- The Los Angeles City Council has enacted the nation's most comprehensive seismic building code regulations, requiring the retrofit of an estimated 15,000 buildings and costing property owners from $60,000 to millions, the Los Angeles Times reported.
- Owners of unstable wood apartment buildings have seven years to comply with the new regulations; concrete building owners have 25 years, and both are permitted to raise rents by up to $75 a month to pay for retrofit costs.
- The city has identified, the Times reported, approximately 13,500 apartment buildings and 1,500 concrete buildings as candidates for retrofit.
Los Angeles city officials have regularly resisted addressing the need for tougher seismic laws, the Times reported, but became more open to changes after the Christchurch, New Zealand, earthquake during which two concrete office buildings collapsed and killed 133 people.

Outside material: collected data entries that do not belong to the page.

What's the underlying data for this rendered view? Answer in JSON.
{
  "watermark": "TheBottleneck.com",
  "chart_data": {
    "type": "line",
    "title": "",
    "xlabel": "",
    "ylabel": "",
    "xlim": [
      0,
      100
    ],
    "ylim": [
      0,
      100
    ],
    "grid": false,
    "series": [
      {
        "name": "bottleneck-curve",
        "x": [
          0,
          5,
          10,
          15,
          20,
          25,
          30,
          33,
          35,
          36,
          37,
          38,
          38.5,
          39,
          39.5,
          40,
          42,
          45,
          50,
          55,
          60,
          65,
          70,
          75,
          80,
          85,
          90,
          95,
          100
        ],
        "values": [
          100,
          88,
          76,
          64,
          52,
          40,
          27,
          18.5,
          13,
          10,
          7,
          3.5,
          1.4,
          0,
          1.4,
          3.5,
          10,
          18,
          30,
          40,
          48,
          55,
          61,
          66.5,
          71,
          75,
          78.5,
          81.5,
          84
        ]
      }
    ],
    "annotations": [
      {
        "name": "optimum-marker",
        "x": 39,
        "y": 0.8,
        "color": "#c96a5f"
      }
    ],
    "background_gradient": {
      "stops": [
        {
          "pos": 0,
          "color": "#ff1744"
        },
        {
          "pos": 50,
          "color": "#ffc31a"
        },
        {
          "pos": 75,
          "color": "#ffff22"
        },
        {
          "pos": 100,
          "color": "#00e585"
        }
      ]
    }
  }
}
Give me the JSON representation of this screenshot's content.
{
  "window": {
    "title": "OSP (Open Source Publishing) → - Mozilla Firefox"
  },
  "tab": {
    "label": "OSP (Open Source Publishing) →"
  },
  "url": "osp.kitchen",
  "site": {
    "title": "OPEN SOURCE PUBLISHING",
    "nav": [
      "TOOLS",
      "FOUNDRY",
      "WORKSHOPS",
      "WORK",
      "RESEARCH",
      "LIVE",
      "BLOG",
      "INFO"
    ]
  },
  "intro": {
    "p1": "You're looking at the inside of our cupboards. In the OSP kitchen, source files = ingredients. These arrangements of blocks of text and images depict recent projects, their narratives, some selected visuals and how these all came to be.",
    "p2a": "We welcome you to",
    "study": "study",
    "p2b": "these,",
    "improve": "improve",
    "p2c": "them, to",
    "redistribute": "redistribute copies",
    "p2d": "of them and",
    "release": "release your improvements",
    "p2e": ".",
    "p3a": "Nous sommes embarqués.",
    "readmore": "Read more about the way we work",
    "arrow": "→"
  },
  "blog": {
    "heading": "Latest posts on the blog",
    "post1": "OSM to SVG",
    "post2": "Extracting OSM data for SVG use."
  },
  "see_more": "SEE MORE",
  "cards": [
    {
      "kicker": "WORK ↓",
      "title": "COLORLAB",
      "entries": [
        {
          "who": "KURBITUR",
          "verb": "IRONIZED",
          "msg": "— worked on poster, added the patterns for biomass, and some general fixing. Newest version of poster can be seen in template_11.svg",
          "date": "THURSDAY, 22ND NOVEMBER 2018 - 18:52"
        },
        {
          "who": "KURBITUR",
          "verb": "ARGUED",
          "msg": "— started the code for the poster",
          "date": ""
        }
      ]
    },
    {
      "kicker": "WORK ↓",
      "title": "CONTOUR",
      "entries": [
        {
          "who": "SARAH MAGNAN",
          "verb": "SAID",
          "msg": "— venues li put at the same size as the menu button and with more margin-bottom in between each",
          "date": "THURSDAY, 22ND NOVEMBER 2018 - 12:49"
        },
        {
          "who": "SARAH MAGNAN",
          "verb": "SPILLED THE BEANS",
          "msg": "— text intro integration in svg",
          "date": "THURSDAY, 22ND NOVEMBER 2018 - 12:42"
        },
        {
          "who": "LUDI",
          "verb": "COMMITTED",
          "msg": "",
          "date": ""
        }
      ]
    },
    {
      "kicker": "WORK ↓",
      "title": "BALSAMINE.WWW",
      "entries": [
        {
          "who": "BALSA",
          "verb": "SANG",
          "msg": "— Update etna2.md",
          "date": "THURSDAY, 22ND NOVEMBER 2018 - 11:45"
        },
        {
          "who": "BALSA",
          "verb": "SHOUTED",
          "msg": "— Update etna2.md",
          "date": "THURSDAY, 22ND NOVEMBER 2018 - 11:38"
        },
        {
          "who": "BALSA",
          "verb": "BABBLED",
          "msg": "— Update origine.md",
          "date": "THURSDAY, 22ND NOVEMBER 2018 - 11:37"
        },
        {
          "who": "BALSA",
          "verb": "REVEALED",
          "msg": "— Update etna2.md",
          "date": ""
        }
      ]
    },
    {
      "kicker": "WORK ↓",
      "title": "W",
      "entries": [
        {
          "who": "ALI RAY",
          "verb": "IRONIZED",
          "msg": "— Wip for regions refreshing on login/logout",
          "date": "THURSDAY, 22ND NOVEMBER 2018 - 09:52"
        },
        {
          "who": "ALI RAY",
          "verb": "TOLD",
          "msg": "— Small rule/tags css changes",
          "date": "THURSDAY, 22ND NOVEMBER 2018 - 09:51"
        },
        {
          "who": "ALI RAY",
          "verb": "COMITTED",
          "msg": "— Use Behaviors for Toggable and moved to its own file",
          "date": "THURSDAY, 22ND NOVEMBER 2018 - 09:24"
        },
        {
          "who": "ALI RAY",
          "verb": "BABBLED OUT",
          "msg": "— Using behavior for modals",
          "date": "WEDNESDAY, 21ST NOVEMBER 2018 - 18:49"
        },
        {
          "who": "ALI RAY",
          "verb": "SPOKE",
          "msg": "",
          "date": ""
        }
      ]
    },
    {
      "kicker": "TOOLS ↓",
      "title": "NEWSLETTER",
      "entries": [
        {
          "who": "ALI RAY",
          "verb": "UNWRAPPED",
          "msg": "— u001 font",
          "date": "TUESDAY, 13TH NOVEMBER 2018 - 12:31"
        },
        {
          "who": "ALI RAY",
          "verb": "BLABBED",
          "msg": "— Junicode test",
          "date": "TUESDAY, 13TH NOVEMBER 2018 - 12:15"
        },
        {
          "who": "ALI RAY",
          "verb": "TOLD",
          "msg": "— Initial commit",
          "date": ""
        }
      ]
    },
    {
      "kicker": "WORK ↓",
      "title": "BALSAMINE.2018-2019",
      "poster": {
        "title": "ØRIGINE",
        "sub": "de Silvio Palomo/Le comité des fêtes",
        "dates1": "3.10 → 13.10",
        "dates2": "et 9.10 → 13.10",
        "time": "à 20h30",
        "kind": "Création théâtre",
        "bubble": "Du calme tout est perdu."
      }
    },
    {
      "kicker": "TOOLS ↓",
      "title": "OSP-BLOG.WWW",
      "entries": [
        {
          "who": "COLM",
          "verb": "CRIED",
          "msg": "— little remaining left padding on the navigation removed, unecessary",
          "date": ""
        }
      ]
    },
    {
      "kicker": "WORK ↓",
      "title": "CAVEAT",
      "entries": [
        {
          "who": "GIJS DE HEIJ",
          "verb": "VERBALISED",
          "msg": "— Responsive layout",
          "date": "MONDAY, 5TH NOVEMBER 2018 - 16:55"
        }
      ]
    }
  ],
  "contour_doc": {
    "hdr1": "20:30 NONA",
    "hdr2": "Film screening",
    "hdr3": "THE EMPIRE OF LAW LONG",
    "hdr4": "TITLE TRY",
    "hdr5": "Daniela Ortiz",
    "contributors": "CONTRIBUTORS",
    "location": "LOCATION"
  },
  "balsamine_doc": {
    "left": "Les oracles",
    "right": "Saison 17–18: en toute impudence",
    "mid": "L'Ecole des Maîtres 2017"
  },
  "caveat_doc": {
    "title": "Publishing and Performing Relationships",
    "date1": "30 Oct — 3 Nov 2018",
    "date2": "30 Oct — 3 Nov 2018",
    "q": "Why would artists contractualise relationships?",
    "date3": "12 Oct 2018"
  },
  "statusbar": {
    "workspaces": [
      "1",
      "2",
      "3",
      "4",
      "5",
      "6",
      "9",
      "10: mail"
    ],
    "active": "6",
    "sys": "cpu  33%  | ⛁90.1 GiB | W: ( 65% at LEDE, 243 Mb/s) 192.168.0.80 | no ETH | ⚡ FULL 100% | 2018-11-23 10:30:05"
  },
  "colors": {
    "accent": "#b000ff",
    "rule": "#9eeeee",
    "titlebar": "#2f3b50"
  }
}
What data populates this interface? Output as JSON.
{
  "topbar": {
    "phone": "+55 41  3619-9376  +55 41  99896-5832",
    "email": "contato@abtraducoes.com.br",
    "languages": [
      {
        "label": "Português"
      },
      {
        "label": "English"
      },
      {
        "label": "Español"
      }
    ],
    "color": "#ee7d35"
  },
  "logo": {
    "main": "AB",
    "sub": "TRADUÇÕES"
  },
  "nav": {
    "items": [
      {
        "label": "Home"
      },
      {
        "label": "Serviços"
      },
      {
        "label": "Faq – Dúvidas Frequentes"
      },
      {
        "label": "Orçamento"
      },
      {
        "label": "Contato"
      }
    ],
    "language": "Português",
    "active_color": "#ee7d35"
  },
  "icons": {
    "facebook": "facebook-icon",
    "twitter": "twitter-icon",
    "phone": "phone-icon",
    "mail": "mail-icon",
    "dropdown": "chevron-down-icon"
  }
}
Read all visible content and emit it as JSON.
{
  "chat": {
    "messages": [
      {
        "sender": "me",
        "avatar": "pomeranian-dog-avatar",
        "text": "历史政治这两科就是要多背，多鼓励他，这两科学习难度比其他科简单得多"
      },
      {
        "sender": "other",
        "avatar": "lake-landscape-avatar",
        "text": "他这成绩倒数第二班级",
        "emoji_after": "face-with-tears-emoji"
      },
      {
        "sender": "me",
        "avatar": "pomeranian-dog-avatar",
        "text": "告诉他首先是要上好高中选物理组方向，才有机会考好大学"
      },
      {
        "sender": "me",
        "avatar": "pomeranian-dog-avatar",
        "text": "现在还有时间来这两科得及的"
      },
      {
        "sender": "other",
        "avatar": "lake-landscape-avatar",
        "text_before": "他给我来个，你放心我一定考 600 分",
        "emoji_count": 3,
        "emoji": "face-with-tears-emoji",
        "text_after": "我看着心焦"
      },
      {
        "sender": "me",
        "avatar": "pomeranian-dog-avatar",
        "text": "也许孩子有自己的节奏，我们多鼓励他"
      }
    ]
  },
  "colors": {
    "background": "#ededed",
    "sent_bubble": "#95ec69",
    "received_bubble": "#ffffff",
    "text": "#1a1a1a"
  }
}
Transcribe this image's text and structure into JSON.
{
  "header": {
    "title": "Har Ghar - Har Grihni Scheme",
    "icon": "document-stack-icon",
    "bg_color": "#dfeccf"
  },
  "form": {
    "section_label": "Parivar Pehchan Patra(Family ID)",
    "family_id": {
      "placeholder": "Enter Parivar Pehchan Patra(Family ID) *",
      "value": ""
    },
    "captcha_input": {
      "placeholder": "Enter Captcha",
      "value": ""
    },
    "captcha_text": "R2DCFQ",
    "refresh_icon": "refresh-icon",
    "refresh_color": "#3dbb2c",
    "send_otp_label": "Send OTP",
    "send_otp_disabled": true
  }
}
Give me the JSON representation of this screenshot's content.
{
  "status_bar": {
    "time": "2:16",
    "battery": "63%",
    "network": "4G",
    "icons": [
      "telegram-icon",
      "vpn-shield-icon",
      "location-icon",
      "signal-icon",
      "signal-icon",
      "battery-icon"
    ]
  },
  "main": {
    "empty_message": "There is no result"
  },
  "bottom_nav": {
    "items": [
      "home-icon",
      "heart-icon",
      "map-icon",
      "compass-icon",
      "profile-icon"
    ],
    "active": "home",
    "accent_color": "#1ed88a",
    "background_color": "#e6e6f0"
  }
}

Now that the new laws are in place, property owners must find the money to pay for the upgrades, and they're hoping they'll be able to rely on the city and the state for help beyond the allowed increases in rent. Concrete building owners, the Times reported, face as much as $100,000 in engineering and survey fees, plus the costs to make the repairs, which could soar into the millions.
However, financial assistance to property owners could come via a waiver of the city's gross receipts tax, a state tax break equal to 30% of retrofit costs and other various tax credits and fee discounts under consideration by state and city lawmakers.
"We want the buildings to be safe," Martha Cox-Nitikman of the Building Owners and Managers Assn. of Greater Los Angeles told the Times. "But we need to figure out how we get people there without ruining businesses."